Raspberry and Goat’s Cheese Ripple Brownies:
For the brownies:
- 200g 70% dark chocolate
- 200g unsalted butter
- 3 eggs
- 1 ½ cups raw caster sugar
- ¾ cup wholemeal plain flour
- 1 teaspoon baking powder
For the goats cheese ripple:
- 130g cream cheese
- 40g goats cheese
- 1 tablespoon icing sugar
- ½ cup raspberries (frozen is fine)
- Preheat oven to 180°C and grease and flour a square cake tin.
- Melt the butter and chocolate in a saucepan over a low heat, stirring occasionally. Set aside and leave to cool down.
- In a separate bowl beat the eggs and sugar until pale and creamy using an electric mixer.
- Sift over the flour and baking powder and stir until just combined.
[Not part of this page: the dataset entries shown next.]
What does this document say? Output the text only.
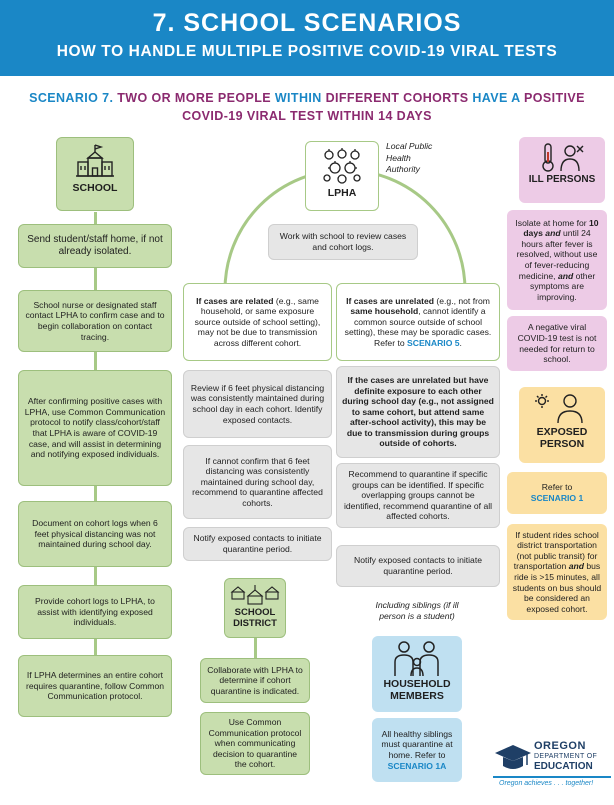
7. SCHOOL SCENARIOS
HOW TO HANDLE MULTIPLE POSITIVE COVID-19 VIRAL TESTS
SCENARIO 7. TWO OR MORE PEOPLE WITHIN DIFFERENT COHORTS HAVE A POSITIVE
COVID-19 VIRAL TEST WITHIN 14 DAYS
SCHOOL
Send student/staff home, if not already isolated.
School nurse or designated staff contact LPHA to confirm case and to begin collaboration on contact tracing.
After confirming positive cases with LPHA, use Common Communication protocol to notify class/cohort/staff that LPHA is aware of COVID-19 case, and will assist in determining and notifying exposed individuals.
Document on cohort logs when 6 feet physical distancing was not maintained during school day.
Provide cohort logs to LPHA, to assist with identifying exposed individuals.
If LPHA determines an entire cohort requires quarantine, follow Common Communication protocol.
LPHA
Local Public Health Authority
Work with school to review cases and cohort logs.
If cases are related (e.g., same household, or same exposure source outside of school setting), may not be due to transmission across different cohort.
If cases are unrelated (e.g., not from same household, cannot identify a common source outside of school setting), these may be sporadic cases. Refer to SCENARIO 5.
Review if 6 feet physical distancing was consistently maintained during school day in each cohort. Identify exposed contacts.
If cannot confirm that 6 feet distancing was consistently maintained during school day, recommend to quarantine affected cohorts.
Notify exposed contacts to initiate quarantine period.
If the cases are unrelated but have definite exposure to each other during school day (e.g., not assigned to same cohort, but attend same after-school activity), this may be due to transmission during groups outside of cohorts.
Recommend to quarantine if specific groups can be identified. If specific overlapping groups cannot be identified, recommend quarantine of all affected cohorts.
Notify exposed contacts to initiate quarantine period.
SCHOOL DISTRICT
Collaborate with LPHA to determine if cohort quarantine is indicated.
Use Common Communication protocol when communicating decision to quarantine the cohort.
Including siblings (if ill person is a student)
HOUSEHOLD MEMBERS
All healthy siblings must quarantine at home. Refer to
SCENARIO 1A
ILL PERSONS
Isolate at home for 10 days and until 24 hours after fever is resolved, without use of fever-reducing medicine, and other symptoms are improving.
A negative viral COVID-19 test is not needed for return to school.
EXPOSED PERSON
Refer to
SCENARIO 1
If student rides school district transportation (not public transit) for transportation and bus ride is >15 minutes, all students on bus should be considered an exposed cohort.
OREGON
DEPARTMENT OF
EDUCATION
Oregon achieves . . . together!
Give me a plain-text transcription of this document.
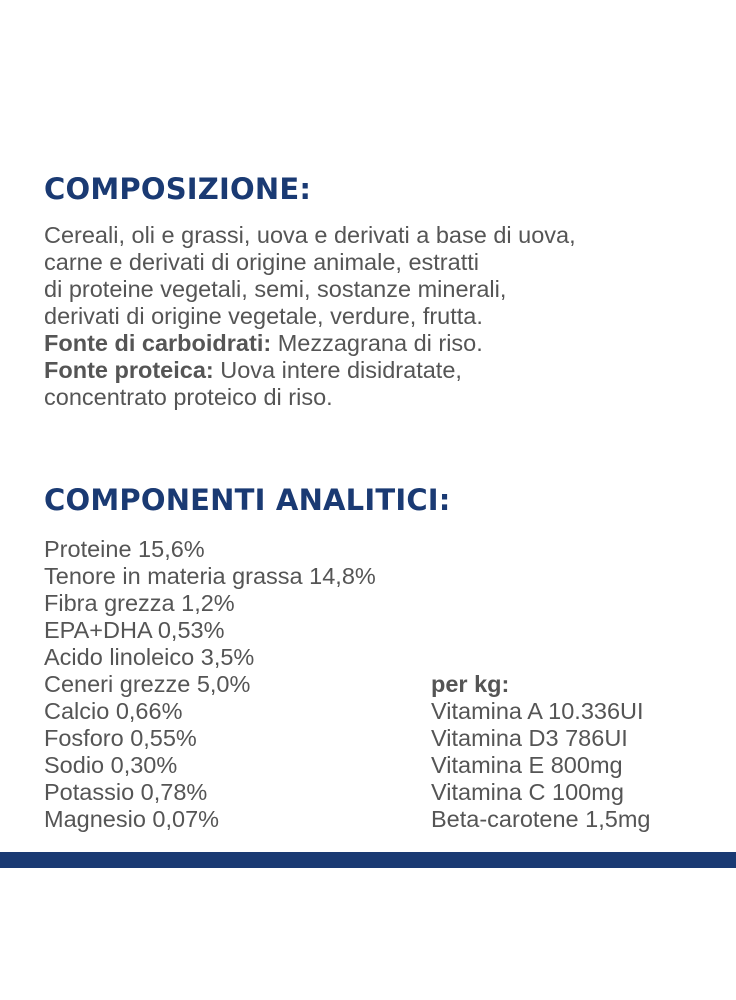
COMPOSIZIONE:
Cereali, oli e grassi, uova e derivati a base di uova,
carne e derivati di origine animale, estratti
di proteine vegetali, semi, sostanze minerali,
derivati di origine vegetale, verdure, frutta.
Fonte di carboidrati: Mezzagrana di riso.
Fonte proteica: Uova intere disidratate,
concentrato proteico di riso.
COMPONENTI ANALITICI:
Proteine 15,6%
Tenore in materia grassa 14,8%
Fibra grezza 1,2%
EPA+DHA 0,53%
Acido linoleico 3,5%
Ceneri grezze 5,0%
Calcio 0,66%
Fosforo 0,55%
Sodio 0,30%
Potassio 0,78%
Magnesio 0,07%
per kg:
Vitamina A 10.336UI
Vitamina D3 786UI
Vitamina E 800mg
Vitamina C 100mg
Beta-carotene 1,5mg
- Add the chocolate mixture and gently fold through.
- Pour into cake tin.
- To make the goats cheese swirl topping mix all the ingredients together (except the raspberries) in a bowl. If the mixture looks a little thick, add some milk to make it easier to work with.
- Using a teaspoon place little dollops all over the top of the brownie batter.
- With a knife or skewer run the knife through the batter in a straight line (echo the lines you would make when cutting cooked brownies).
- Keep making lines through the batter until the goat’s cheese is swirled all over the top.
- Finally, scatter over the raspberries.
- Place in the oven and bake for 40 minutes (you want them to be set but still soft in the centre, otherwise they will be dry).
- Leave in the pan for 15 minutes then invert onto a wooden board or drying rack to cool completely.